This version published in 2017 updates the 1994 original, which in turn was based on John Kelleher’s doctoral thesis.

It describes Jersey as a “peculiar “of the English crown, a jurisdiction which continued and continues without being a nation-state in a world dominated by nation-states. There were changes in population, society, economy and culture. However the legal and political system changed gradually, if at all.
Law was Norman customary law, abandoned in Normandy with the French Revolution. Two institutions took a particular form, fiefs and the parish. Fiefs were a feudal remnant reflected in property law, persisting in attenuated form into the 20th Century. Parishes combined political, ecclesiastical, military, community and administrative substance. That there was virtually no coincidence between the territory of fiefs and parishes may have been the product or the cause of a very dispersed settlement pattern.

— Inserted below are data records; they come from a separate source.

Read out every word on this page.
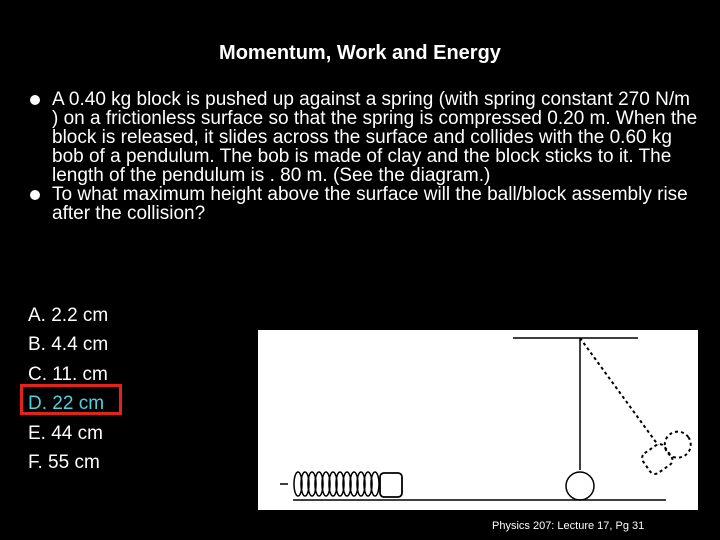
Momentum, Work and Energy
A 0.40 kg block is pushed up against a spring (with spring constant 270 N/m ) on a frictionless surface so that the spring is compressed 0.20 m. When the block is released, it slides across the surface and collides with the 0.60 kg bob of a pendulum. The bob is made of clay and the block sticks to it. The length of the pendulum is . 80 m. (See the diagram.)
To what maximum height above the surface will the ball/block assembly rise after the collision?
A. 2.2 cm
B. 4.4 cm
C. 11. cm
D. 22 cm
E. 44 cm
F. 55 cm
Physics 207: Lecture 17, Pg 31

Jersey’s population increased from 28,600 in 1821 to 57,020 in 1851, primarily the result of English speaking immigrants, half pay officers, artisans and labourers. Virtually the whole of the increase was in St Helier, known in Jersey as “town”. In 1821 it comprised 36% of the Island’s population, increasing to 54% by 1871, yet its status remained that it was one of 12 parishes.
Population in the others remained relatively static, rural and spoke French or the unwritten Jèrriais patois. The Country’s Triumph was that its power continued, the States (parliament) comprising the Connétable and Rector from each Parish and 12 Jurats, elected effectively for life on an Island wide basis. Two UK Royal Commissions in 1847 and 1861 recommended changes. Concessions were made but the rural bloc retained its power through the parishes, Jurats, sitting both in the States and the Royal Court, and the honorary parish police.

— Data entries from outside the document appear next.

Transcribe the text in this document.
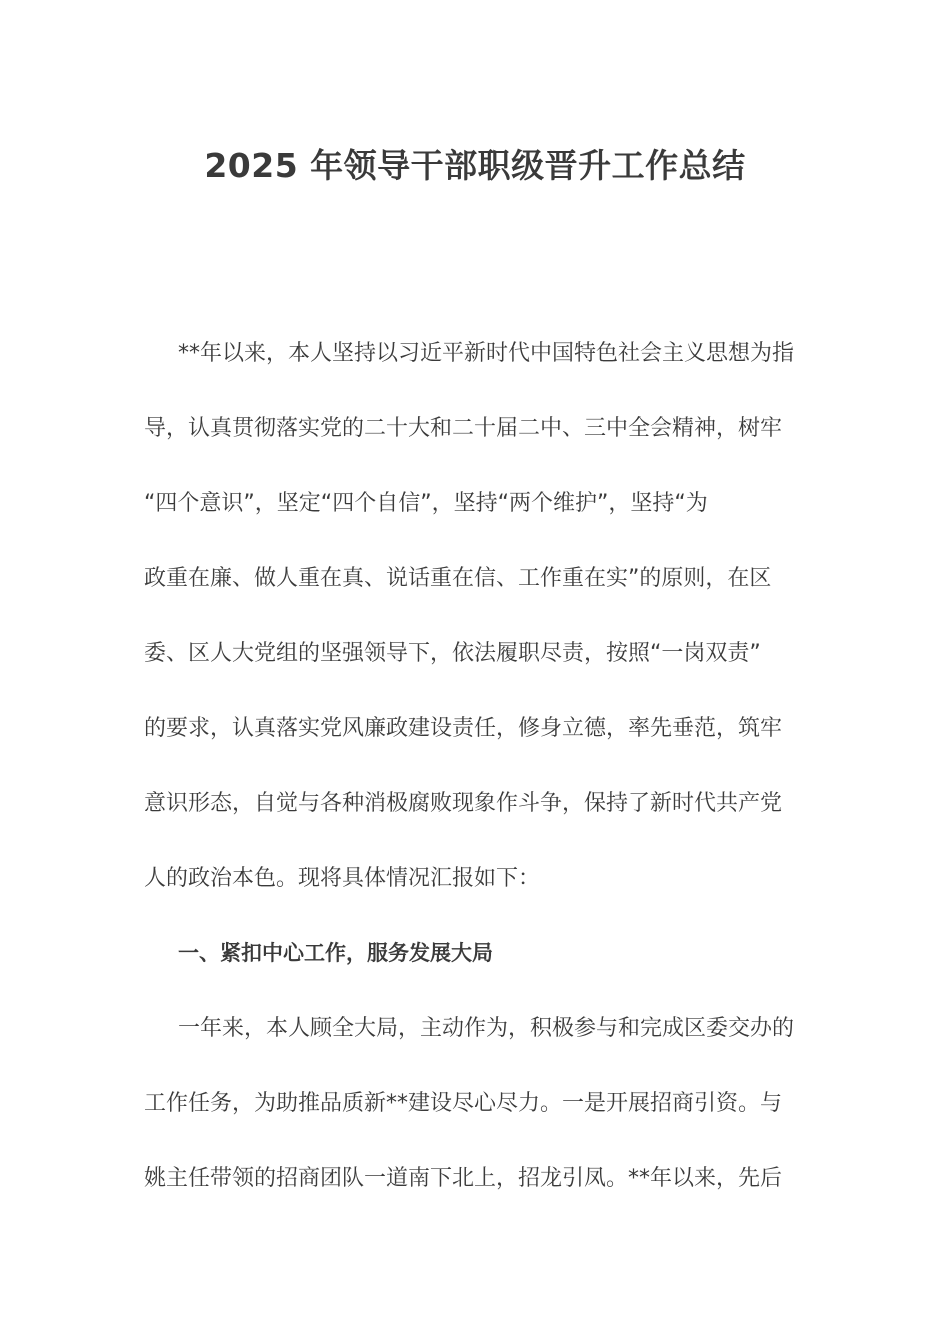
2025 年领导干部职级晋升工作总结
**年以来，本人坚持以习近平新时代中国特色社会主义思想为指
导，认真贯彻落实党的二十大和二十届二中、三中全会精神，树牢
“四个意识”，坚定“四个自信”，坚持“两个维护”，坚持“为
政重在廉、做人重在真、说话重在信、工作重在实”的原则，在区
委、区人大党组的坚强领导下，依法履职尽责，按照“一岗双责”
的要求，认真落实党风廉政建设责任，修身立德，率先垂范，筑牢
意识形态，自觉与各种消极腐败现象作斗争，保持了新时代共产党
人的政治本色。现将具体情况汇报如下：
一、紧扣中心工作，服务发展大局
一年来，本人顾全大局，主动作为，积极参与和完成区委交办的
工作任务，为助推品质新**建设尽心尽力。一是开展招商引资。与
姚主任带领的招商团队一道南下北上，招龙引凤。**年以来，先后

The rise and decline of the Jersey merchants is described, involved in the cod trade, trans- shipment,wooden shipbuilding and Island banks, converted from a British outpost of the Second Hundred Years War of the long 18th Century to a outport of Empire.
Also described are the two political parties, Laurel and Rose, factions rather than representing different ideas, and the spread of Methodism, contributing to secularisation of the parishes.
Jersey displayed political and legal unity and kept its particularism. Reformers faced conflict between their desire for change and their loyalty to Jersey. However it was culturally weak, English increasingly replacing French and Jèrriais. This change wasn’t necessarily slowed by the increasing presence of seasonal French farmworkers, Catholic, impoverished and many Breton speaking and therefore fitting in poorly.
This was how Jersey became outwardly English, but inwardly retained its separateness, more different and particular than it appears on the surface.

Highly recommended, this work explains and gives context to much of Jersey’s exceptionalism. It is available either directly from the author or from The Société Jersiaise.